Integrating self-management support fundamentals in primary care: piloting a theory-based learning program

Lotte Timmermans, Peter Decat, Veerle Foulon, Ann Van Hecke, Mieke Vermandere, Birgitte Schoenmakers

Keywords: Self-management support, Primary health care, Educational program


Self-management support of chronic conditions is a crucial yet complex process. Despite its importance, healthcare professionals face challenges in providing adequate support due to a lack of awareness and knowledge. Before implementing support tools in primary care, it is essential to address misconceptions and raise awareness on the concept of self-management. To address these gaps, a blended learning program focussing on education and enablement of healthcare professionals in primacy care was developed.


We developed a blended learning program based on Horton’s Absorb-Do-Connect model. First, we collected evidence from existing literature and from interviews, focus groups, and brainstorm sessions with healthcare professionals. Afterwards, we integrated this evidence in the learning program using the Behaviour Change Wheel (BCW) model by Michie et al. We designed and combined self-learning activities with peer-learning activities. Comprising four different modules, the learning program combines online education, reflection on real-life cases, and discussion with peers. To implement and pilot this learning program, a minimum of 24 healthcare professionals in primary care will be recruited to participate in this study.

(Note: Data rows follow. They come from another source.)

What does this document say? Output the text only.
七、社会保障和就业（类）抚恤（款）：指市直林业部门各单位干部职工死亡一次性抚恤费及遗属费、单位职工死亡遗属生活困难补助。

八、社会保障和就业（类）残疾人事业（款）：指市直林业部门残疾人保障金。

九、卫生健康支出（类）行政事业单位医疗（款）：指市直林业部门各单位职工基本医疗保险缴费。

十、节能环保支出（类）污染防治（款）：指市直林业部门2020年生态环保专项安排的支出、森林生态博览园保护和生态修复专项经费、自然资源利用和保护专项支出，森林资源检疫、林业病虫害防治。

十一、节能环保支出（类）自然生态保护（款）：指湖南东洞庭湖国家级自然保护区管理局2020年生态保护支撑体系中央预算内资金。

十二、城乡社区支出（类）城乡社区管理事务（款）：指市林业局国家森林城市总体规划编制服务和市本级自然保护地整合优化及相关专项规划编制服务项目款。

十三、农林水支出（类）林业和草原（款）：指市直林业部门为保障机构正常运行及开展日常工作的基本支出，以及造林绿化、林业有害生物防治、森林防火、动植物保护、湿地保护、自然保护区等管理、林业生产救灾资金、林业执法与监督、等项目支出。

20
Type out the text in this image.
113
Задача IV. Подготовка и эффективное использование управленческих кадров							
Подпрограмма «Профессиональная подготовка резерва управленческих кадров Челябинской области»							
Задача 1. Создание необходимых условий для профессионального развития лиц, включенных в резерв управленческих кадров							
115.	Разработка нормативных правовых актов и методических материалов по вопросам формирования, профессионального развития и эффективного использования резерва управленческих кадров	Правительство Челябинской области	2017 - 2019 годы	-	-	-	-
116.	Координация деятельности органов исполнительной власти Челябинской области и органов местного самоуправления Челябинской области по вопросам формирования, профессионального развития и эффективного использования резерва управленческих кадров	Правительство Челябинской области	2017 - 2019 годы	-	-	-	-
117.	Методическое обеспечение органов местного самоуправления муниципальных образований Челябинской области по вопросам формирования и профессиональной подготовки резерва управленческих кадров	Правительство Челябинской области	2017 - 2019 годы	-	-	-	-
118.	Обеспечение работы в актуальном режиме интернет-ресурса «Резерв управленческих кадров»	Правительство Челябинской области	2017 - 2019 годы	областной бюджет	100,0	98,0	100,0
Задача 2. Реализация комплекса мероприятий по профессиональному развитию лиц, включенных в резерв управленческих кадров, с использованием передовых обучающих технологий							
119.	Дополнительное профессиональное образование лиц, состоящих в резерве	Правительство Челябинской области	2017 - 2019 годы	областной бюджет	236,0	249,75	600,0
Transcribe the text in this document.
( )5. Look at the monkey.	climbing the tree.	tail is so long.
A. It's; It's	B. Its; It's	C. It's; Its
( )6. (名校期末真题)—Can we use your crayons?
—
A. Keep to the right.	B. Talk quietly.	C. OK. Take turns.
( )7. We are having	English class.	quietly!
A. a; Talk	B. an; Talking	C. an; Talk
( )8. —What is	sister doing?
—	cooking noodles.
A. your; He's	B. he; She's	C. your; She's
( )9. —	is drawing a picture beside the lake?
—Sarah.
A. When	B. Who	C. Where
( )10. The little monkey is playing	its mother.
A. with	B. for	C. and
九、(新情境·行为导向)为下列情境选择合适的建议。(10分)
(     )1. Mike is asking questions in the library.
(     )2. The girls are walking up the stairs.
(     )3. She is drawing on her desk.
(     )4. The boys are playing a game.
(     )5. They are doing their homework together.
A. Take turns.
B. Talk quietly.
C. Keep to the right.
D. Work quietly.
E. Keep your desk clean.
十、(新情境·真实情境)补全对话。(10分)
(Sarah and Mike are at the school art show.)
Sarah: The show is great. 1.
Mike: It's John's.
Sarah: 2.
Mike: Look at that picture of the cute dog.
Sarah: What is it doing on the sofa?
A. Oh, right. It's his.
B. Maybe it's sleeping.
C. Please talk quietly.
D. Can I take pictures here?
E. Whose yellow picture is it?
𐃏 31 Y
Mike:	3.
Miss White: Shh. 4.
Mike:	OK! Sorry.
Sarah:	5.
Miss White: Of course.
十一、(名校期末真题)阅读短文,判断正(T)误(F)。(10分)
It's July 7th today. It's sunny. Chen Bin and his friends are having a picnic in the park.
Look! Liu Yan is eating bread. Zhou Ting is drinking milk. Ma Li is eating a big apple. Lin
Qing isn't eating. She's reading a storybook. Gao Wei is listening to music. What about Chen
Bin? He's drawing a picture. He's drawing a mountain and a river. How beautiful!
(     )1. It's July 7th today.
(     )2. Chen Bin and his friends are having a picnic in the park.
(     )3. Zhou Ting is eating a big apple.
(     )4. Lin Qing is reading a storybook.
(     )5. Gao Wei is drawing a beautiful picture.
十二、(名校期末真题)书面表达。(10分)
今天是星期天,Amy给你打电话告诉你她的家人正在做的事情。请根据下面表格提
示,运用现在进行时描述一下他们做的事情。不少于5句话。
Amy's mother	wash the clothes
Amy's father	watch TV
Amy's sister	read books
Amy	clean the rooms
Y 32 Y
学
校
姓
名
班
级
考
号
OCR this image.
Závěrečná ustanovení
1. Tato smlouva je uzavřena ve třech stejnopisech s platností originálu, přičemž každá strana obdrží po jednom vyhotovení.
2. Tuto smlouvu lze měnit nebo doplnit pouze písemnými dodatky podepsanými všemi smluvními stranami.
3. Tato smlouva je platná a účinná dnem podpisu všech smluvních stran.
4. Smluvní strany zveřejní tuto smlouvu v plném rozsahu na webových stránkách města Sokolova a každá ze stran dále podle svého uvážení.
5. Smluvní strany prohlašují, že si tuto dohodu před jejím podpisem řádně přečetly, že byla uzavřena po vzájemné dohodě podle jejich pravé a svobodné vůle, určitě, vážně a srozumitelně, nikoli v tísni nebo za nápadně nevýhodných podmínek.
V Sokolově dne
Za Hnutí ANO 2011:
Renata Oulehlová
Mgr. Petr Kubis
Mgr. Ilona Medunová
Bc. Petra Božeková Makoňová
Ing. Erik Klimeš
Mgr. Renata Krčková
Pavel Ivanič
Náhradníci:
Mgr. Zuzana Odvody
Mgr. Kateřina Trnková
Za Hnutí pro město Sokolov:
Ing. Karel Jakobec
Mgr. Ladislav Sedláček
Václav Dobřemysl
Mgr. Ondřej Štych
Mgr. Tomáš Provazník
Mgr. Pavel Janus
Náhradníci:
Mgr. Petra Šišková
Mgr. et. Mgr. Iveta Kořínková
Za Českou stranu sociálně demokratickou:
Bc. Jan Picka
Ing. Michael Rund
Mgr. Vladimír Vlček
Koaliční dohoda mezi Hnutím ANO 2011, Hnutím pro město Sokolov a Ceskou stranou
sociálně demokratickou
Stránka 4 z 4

To measure the impact of the learning program, we will apply Kirkpatrick’s model, focusing on the level of reaction, learning and behaviour. We will employ a mixed-method approach to ensure a more comprehensive analysis of the results. Quantitative data will be collected through an electronic survey (Qualtrics XM), while qualitative data focusing on participants’ experiences will be collected through focus groups.


To strengthen implementation of self-management support in primary care, we need to tackle misconceptions and knowledge gaps on the concept. By educating and empowering healthcare professionals, we can provide them with the necessary tools and understanding to support self-management in practice.

Points for discussion:

Raising awareness through conversation is the essential first step to establishing self-management support.